Les ambiances sont donc totalement différentes d’un jour à l’autre. La foule d’un jour laisse place au calme du lendemain. Il faudra s’adapter jusqu’au 28 juin. Le Quick a déjà anticipé. « Les jours de grèves, il n’y a pratiquement aucun client donc on ferme deux heures plus tôt » conclut Manon. Soit 20 heures au lieu de 22 heures. Dans la matinée de mardi, à l’approche de midi, de nombreuses tables étaient libres. Dimanche 8 et lundi 9, prochains jours de grève, elles ne risquent pas de trouver preneur.

La concurrence fait le plein

Dans la gare, les voyageurs ne se bousculent pas. Ils ne sont pas plus d’une trentaine. Le boulevard Pierre Sémard, en revanche, est bondé. Des dizaines de voitures stationnent. Taxis comme particuliers attendent leurs passagers, qui n’ont manifestement pas tardé à trouver une solution de substitution. C’est notamment le service de location de voitures qui en fait les frais. Moukhtaria travaille pour Avis. Expérimentée dans le métier, elle est forcée de patienter face à l’absence de clients en cette matinée. Le temps semble long. Elle tourne en rond et n’hésite pas à parler de « concurrence. Les gens font appel au covoiturage, avec Blablacar. La gare routière a mis en place des bus également. On n’a pas le monopole » s’exclame-t-elle.

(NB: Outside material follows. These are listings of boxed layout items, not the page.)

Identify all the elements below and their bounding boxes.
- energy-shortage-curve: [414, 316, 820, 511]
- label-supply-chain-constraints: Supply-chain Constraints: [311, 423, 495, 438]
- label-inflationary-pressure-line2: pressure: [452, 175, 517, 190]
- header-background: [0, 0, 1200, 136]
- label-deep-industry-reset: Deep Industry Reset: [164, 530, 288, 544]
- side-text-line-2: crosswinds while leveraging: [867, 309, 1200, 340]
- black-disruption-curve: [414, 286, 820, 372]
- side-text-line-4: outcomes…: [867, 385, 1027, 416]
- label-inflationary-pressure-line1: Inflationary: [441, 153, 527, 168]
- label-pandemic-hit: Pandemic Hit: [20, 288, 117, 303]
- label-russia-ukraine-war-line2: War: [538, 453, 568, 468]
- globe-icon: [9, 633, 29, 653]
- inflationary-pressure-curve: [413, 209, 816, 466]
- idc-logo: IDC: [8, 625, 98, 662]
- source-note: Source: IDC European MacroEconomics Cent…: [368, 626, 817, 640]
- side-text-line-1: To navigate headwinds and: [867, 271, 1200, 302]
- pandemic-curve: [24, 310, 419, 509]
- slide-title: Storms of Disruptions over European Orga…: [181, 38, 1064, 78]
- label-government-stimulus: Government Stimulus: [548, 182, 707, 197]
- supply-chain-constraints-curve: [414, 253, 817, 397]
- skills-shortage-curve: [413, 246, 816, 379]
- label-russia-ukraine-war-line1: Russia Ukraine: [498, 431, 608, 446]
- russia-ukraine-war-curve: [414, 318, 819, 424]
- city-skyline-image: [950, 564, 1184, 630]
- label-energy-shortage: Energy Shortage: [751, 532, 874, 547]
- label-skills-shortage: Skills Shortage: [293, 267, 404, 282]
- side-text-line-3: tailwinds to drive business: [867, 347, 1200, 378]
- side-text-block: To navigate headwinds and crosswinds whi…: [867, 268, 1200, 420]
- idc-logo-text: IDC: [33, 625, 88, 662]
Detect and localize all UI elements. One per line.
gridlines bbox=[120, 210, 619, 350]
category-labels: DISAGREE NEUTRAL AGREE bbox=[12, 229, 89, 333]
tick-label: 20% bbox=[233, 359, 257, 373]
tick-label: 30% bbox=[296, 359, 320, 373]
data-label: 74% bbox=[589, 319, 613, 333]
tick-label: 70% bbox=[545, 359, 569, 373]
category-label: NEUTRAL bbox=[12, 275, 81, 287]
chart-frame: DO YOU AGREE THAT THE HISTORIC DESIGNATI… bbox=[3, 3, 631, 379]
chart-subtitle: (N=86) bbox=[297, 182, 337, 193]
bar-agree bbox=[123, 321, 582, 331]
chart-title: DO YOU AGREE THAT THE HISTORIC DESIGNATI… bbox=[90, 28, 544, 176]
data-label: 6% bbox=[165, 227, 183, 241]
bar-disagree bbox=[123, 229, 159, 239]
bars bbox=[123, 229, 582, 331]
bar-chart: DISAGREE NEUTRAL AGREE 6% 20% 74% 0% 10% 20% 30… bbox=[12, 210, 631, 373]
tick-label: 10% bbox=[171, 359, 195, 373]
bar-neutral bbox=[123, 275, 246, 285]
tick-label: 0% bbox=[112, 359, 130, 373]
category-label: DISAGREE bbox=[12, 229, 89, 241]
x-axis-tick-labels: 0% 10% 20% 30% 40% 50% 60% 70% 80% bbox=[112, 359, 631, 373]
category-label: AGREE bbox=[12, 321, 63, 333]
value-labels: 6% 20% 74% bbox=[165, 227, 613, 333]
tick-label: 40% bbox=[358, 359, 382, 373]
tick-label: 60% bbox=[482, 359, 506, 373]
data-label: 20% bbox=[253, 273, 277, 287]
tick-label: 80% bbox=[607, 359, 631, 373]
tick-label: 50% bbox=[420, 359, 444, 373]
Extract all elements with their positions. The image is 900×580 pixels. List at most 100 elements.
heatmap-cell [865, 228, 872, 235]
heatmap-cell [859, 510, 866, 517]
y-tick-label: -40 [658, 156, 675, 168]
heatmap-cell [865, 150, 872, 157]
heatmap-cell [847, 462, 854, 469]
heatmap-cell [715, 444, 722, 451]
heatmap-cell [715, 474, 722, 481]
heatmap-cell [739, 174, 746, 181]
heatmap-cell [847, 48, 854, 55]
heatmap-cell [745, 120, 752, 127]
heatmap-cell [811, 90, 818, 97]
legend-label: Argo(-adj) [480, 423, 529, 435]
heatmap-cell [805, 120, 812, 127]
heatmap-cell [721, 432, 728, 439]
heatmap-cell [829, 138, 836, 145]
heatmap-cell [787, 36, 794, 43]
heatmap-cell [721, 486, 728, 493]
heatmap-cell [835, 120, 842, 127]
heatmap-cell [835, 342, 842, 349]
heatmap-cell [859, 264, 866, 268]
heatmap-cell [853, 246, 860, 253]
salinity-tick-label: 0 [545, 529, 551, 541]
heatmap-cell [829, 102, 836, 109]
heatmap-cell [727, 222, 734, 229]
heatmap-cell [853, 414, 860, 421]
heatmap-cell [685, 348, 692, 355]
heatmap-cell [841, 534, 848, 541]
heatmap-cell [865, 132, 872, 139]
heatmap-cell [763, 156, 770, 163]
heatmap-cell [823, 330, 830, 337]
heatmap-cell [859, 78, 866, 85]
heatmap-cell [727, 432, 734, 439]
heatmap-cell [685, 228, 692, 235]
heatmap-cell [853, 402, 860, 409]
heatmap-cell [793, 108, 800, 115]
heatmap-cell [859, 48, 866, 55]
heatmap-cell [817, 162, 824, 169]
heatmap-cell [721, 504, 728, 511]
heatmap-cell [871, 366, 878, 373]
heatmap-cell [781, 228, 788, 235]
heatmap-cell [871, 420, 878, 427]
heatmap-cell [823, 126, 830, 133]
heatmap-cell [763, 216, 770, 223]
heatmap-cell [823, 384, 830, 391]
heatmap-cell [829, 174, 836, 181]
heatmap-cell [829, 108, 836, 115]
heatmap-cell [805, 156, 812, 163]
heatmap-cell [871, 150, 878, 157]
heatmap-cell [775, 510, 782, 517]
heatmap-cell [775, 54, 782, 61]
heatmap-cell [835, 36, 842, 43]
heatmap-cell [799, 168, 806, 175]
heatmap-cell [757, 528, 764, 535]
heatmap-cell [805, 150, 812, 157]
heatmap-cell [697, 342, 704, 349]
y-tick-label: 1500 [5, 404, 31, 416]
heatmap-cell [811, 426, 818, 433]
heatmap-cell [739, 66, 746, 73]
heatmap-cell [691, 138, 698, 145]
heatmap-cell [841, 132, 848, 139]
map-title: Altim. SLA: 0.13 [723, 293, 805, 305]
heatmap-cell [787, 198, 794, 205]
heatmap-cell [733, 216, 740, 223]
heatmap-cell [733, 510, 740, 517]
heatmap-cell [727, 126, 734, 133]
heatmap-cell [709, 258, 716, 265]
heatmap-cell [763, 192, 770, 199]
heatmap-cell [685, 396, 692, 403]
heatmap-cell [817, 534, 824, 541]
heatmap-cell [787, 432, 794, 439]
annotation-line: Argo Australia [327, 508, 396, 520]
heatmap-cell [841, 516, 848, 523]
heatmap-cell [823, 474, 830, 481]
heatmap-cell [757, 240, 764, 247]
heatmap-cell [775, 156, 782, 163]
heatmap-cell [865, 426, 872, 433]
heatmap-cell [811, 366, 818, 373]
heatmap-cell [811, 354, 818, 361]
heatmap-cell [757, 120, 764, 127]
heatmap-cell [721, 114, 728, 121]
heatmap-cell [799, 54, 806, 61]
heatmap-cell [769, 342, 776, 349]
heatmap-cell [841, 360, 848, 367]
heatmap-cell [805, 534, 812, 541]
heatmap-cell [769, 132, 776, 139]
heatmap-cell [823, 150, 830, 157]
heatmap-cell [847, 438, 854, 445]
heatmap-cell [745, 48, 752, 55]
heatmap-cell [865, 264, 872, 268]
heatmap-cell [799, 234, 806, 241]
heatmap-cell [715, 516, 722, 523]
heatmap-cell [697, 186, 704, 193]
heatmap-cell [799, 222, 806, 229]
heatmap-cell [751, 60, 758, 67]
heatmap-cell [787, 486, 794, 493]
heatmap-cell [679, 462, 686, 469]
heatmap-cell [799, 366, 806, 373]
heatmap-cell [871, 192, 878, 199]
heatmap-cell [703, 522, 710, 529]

Au-delà de cette bataille à distance, les chiffres sont aussi à la baisse. «  Il y a moins d’activité. On compte 30-40% de réservations en moins, note Moukhtaria. Certaines sont annulées, d’autres ne peuvent être assurées. Mais c’est aussi dû à une clientèle qui refuse de payer plus cher. » En effet, Avis a ajusté son offre dans une période forcément particulière. « C’est tarif plein pot, a-t-elle expliqué. On est censé commencer notre saison en avril. Elle va être en demi-teinte avec cette grève ». Trois mois capitaux, qui risquent sans doute de laisser des traces.